Love that kid! We got him hooked on our crazy style of trying-to-be-a-little-bit-healthier desserts at a young age. He really is the best dessert tester there is.
So we'd been talking to the folks at Chicago Vegan Foods this summer about their Dandies vegan marshmallows, and they recently sent us many bags of regular and tiny vanilla marshmallows to use; they'd seen our s'mores bar and shout-out to them here and realized we were fans of their marshmallow work. Many vegetarians are careful to avoid foods with gelatin since it's made from fish, so vegan marshmallows are a great thing for us.
Well, they also sent us an unmarked bag of their new pumpkin-flavored mini-marshmallows set to make it to shelves this fall, and Pumpkin Marshmallow Cereal Bars sounded like the best thing to do. G3 gets a few dropped off at his house this week for sure.
So on Sunday, we borrowed a kitchen from a family member who gave us free reign while she's out of town. Then we got back to our house and put waxed paper on top of a magazine as a makeshift cutting board. We washed our one knife under the water from the bathtub faucet so we could cut these squares all pretty. Counting the days until our new kitchen is complete -- maybe as soon as next week!
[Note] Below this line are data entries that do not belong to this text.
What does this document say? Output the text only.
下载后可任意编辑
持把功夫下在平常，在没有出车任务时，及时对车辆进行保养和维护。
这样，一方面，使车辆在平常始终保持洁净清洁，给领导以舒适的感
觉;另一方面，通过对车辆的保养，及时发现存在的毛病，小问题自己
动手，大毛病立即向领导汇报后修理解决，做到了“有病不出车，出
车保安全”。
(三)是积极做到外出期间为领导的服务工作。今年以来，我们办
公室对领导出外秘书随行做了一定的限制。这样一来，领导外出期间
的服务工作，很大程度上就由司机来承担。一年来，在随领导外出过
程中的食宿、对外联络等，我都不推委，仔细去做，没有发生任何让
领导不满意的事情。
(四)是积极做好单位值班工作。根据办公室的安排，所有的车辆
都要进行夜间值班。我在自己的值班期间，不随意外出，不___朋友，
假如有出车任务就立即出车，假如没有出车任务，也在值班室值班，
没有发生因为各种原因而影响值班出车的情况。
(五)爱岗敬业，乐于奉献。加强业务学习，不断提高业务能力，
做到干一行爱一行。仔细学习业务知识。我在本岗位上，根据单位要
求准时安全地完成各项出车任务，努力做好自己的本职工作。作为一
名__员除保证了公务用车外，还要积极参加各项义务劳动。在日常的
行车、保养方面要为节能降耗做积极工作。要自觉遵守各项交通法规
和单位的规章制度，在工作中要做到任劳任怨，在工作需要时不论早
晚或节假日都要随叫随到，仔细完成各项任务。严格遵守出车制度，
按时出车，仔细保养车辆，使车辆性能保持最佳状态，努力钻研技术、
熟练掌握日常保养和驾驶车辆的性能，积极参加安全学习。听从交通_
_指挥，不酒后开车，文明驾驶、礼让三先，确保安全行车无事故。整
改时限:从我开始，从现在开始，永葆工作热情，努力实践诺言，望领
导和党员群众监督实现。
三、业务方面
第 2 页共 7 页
Pumpkin Marshmallow Cereal Bars with Dandies Pumpkin Marshmallows
1 package (10 ounces) Dandies Pumpkin Marshmallows
4 tablespoons vegan margarine
1/2 teaspoon pumpkin pie spice
Kosher salt (to taste)
4 cups sprouted O's
3 tablespoons roasted and salted pumpkin seeds
Place butter, pumpkin pie spice, and salt into a saucepan and heat mixture on medium-low until it's melted and bubbling a bit. Add marshmallows, stirring constantly so they do not burn. Once the marshmallows become one smooth mass, add the cereal and take the sauce pan off of the heat while mixing. Butter the bottom and sides of a square or rectangular pan. Once fully combined, press the mixture into the pan; you can use wax paper to press down. Press the pumpkin seeds into the top. (We like to sprinkle an extra hit of salt and pumpkin spice on top as well.) Let them cool and then cut them into squares.